Com o resultado em 7-6, e com Rui Silva a ter mais um salto fantástico a evitar um direto da Croácia que jogava com guarda-redes avançado pela exclusão de Luís Frade, Paulo Pereira pediu um desconto de tempo. “Temos de jogar mais tempo no ataque, não arrisquem nos remates surpresas porque até nós somos surpreendidos. E na defesa vamos evitar exclusões ou depois não conseguimos controlar o 7×6”, pediu. Portugal cumpriu. Melhorou. Mas a chave determinante até ao intervalo foi a entrada de Manuel Gaspar para a baliza, que com quatro grandes intervenções “secou” o ataque croata durante mais de oito minutos e permitiu que a Seleção conseguisse quatro golos de vantagem com uma fantástica jogada aérea entre Rui Silva e António Areia que fez o 12-8.

O intervalo chegava com 12-9 e os marcadores dos golos ajudavam a contar a história dos 30 minutos iniciais: Ivan Cupic, que na véspera tinha apontado dez golos frente à França, tinha quase metade dos golos (quatro, com três de livres de sete metros) pela constante tentativa de jogo aos seis metros dos balcânicos; Fábio Magalhães, António Areia, Miguel Martins e Iturriza tinham dois cada entre oito marcadores diferentes, sinal da versatilidade de jogo ofensivo nacional.
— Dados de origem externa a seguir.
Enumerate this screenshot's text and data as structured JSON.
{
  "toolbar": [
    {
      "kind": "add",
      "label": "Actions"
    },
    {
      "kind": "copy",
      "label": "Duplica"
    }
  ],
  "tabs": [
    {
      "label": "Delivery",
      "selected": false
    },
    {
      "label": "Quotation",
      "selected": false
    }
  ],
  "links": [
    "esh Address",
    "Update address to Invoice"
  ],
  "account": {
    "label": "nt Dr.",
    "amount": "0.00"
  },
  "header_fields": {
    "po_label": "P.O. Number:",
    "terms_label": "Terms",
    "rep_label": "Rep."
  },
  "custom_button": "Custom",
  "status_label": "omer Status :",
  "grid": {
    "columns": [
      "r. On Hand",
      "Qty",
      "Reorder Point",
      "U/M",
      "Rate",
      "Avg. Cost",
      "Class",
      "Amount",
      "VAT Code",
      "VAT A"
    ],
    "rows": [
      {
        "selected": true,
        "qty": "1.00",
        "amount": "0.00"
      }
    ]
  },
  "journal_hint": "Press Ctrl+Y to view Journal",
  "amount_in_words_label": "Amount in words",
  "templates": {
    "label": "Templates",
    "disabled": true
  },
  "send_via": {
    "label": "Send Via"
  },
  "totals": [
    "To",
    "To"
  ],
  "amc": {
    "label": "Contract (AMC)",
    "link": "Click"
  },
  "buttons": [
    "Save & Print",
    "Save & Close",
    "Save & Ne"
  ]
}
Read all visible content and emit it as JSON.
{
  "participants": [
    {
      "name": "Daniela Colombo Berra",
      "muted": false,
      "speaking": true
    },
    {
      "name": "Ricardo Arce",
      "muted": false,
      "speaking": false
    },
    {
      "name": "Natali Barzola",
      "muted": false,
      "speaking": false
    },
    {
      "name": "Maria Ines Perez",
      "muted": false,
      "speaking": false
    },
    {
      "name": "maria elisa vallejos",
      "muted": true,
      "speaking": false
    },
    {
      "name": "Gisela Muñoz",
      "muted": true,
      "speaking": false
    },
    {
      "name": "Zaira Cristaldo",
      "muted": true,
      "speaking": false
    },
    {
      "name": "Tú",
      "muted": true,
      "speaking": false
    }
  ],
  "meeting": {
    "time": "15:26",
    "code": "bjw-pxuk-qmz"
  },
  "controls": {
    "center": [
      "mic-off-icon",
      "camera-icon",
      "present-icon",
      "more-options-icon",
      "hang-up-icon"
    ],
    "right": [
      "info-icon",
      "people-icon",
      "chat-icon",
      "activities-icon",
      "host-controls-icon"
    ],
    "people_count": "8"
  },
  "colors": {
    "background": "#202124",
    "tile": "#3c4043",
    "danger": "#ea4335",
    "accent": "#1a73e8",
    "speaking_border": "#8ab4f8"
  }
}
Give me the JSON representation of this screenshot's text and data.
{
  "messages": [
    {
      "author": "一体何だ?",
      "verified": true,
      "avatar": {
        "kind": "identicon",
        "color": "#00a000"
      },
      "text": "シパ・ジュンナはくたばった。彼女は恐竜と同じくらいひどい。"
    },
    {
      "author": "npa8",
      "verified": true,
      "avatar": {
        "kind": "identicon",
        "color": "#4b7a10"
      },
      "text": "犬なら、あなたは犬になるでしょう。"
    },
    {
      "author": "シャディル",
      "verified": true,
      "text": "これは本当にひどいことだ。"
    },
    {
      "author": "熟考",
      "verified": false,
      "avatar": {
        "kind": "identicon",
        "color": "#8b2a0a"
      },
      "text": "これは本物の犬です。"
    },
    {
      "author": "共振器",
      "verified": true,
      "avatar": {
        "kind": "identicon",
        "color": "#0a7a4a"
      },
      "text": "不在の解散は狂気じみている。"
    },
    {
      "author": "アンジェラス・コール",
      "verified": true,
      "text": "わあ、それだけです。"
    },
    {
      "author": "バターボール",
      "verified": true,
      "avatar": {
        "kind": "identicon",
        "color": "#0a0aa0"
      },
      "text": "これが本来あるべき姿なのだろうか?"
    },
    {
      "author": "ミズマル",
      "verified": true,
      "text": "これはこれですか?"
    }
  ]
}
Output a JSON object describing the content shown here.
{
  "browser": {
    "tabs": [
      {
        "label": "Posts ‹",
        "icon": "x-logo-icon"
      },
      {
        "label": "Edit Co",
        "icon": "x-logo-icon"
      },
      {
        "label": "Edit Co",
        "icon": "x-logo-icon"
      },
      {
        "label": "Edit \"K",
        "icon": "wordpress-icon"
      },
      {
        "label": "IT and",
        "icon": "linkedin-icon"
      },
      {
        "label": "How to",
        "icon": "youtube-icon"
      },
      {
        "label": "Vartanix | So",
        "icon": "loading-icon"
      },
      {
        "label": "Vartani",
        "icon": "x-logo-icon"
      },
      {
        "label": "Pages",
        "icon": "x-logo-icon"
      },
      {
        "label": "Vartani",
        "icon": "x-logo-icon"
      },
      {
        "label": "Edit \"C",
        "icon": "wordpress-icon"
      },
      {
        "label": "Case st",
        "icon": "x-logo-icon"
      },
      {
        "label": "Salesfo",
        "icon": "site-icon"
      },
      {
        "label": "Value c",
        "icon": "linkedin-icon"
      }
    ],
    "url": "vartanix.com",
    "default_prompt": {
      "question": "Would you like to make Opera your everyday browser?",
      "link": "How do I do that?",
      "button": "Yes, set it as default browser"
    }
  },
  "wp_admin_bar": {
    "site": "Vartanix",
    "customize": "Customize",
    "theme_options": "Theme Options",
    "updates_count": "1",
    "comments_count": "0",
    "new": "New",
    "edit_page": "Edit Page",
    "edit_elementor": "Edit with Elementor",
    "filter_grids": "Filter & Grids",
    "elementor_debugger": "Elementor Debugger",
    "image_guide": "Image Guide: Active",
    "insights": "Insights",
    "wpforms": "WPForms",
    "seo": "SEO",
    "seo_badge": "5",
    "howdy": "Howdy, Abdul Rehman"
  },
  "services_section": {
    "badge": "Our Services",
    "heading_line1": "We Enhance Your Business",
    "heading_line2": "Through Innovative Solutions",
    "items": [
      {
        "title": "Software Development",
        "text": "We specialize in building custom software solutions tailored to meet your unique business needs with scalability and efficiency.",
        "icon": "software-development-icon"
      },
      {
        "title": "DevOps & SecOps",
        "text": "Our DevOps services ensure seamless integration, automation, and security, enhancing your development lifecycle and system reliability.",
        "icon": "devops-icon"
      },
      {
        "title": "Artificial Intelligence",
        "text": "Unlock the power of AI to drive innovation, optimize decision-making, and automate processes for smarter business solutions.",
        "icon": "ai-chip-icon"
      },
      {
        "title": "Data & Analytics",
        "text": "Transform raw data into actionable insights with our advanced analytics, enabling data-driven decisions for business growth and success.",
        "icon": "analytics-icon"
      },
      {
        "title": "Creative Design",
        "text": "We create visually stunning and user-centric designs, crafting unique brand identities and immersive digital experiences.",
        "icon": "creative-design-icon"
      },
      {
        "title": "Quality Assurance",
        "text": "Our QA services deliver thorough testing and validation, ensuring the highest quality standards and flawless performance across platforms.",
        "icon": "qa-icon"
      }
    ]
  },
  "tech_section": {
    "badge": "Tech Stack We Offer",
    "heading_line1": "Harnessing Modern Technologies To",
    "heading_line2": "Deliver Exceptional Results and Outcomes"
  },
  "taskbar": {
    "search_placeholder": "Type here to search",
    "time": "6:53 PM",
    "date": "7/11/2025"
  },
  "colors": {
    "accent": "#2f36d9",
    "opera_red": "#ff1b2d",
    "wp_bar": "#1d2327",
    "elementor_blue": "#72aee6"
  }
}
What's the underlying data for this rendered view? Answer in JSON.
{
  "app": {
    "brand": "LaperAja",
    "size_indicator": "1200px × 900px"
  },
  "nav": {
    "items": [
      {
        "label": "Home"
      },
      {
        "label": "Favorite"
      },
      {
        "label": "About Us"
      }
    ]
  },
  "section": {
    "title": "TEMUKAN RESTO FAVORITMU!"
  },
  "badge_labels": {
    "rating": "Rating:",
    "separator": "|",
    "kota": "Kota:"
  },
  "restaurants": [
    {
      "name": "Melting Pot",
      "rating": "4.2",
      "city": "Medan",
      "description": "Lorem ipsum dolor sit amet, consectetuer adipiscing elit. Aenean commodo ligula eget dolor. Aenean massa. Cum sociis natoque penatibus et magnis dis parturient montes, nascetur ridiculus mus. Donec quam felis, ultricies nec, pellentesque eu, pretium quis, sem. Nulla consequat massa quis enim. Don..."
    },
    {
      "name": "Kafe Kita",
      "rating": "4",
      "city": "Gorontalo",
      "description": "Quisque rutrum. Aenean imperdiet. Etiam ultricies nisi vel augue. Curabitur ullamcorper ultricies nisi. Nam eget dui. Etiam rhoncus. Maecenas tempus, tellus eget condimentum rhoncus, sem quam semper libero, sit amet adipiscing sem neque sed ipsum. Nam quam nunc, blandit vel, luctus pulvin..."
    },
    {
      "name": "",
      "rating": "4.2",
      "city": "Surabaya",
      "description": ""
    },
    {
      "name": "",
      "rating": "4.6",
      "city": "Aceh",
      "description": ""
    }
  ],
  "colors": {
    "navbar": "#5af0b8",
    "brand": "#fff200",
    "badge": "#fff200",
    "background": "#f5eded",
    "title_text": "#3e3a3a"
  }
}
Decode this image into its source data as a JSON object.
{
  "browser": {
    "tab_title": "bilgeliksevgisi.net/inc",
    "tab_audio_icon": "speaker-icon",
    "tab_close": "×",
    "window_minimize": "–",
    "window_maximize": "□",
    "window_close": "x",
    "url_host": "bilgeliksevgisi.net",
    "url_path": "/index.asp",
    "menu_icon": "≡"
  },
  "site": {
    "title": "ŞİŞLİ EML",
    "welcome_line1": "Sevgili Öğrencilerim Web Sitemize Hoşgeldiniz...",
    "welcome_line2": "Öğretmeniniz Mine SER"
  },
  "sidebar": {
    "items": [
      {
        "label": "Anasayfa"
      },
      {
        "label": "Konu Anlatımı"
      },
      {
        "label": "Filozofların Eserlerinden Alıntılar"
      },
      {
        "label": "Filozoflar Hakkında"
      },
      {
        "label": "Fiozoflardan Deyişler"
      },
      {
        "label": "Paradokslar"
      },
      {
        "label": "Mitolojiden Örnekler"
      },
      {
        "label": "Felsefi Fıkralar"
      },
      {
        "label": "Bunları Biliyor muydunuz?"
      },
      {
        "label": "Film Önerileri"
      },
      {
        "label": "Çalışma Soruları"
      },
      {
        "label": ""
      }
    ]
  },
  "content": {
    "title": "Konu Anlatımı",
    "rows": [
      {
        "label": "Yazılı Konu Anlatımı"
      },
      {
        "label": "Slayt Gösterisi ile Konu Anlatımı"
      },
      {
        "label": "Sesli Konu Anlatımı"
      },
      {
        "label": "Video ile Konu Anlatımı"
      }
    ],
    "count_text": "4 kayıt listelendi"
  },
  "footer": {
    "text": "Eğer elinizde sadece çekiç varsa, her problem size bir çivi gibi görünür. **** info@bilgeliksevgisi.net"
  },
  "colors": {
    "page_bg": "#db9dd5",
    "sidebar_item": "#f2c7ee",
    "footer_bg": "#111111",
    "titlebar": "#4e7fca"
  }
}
Portugal estava a 30 minutos de cumprir um sonho que parecia impossível.

E se a primeira parte tinha sido globalmente muito boa, o segundo tempo começou ainda melhor: com Gaspar a continuar a encher a baliza e os croatas cada vez mais nervosos em termos ofensivos, em ataque organizado ou reposições rápidas, André Gomes começou por brilhar na primeira linha e depois foi Ituriza a marcar de recarga e em contra-ataque, colocando Portugal na frente pela primeira vez por seis golos (16-10) perante o desespero do banco contrário que teve de parar o encontro com apenas cinco minutos jogados. A partir daqui, e contra uma das melhores seleções europeias da atualidade mesmo não vivendo tempos de outrora, o triunfo iria depender da capacidade de gestão da Seleção, que começa agora a habituar-se aos grandes palcos. E essa “defesa” do resultado não começou da melhor forma, com a Croácia a reduzir para apenas três golos a 20 minutos do final.

A organização defensiva dos balcânicos tornou-se muito mais agressiva, Portugal esteve alguns minutos a zero e a sofrer depois golos em ataques rápidos, Luís Frade ainda furou esse bloqueio mas os problemas no ataque não tinham solução apesar das entradas de Miguel Martins e Alexandre Cavalcanti. Voltou Rui Silva, voltou Fábio Magalhães, entrou em ação o 7×6 com Salina e Iturriza como pivôs que conseguiu estabilizar de novo a equipa durante alguns minutos mas este seria mesmo um jogo de nervos, com Portugal a sentir grandes dificuldades no ataque e a ter também decisões incompreensíveis da arbitragem como um lance em que Musa defendeu Rui Silva com um murro na cara e nem exclusão de dois minutos (e visto no VAR poderia mesmo valer vermelho direto), com a Croácia a voltar a liderar o marcador a dois minutos do final, o que não acontecia desde o início.

Portugal perdeu mesmo por 25-24, após uma última tentativa com o tempo esgotado de Rui Silva que saiu por cima depois de mais um golo de Luka Cindric que nasceu de outra falta muito duvidosa aos seis metros, e tem agora de ganhar à França na última jornada, este domingo, para conseguir chegar a Tóquio.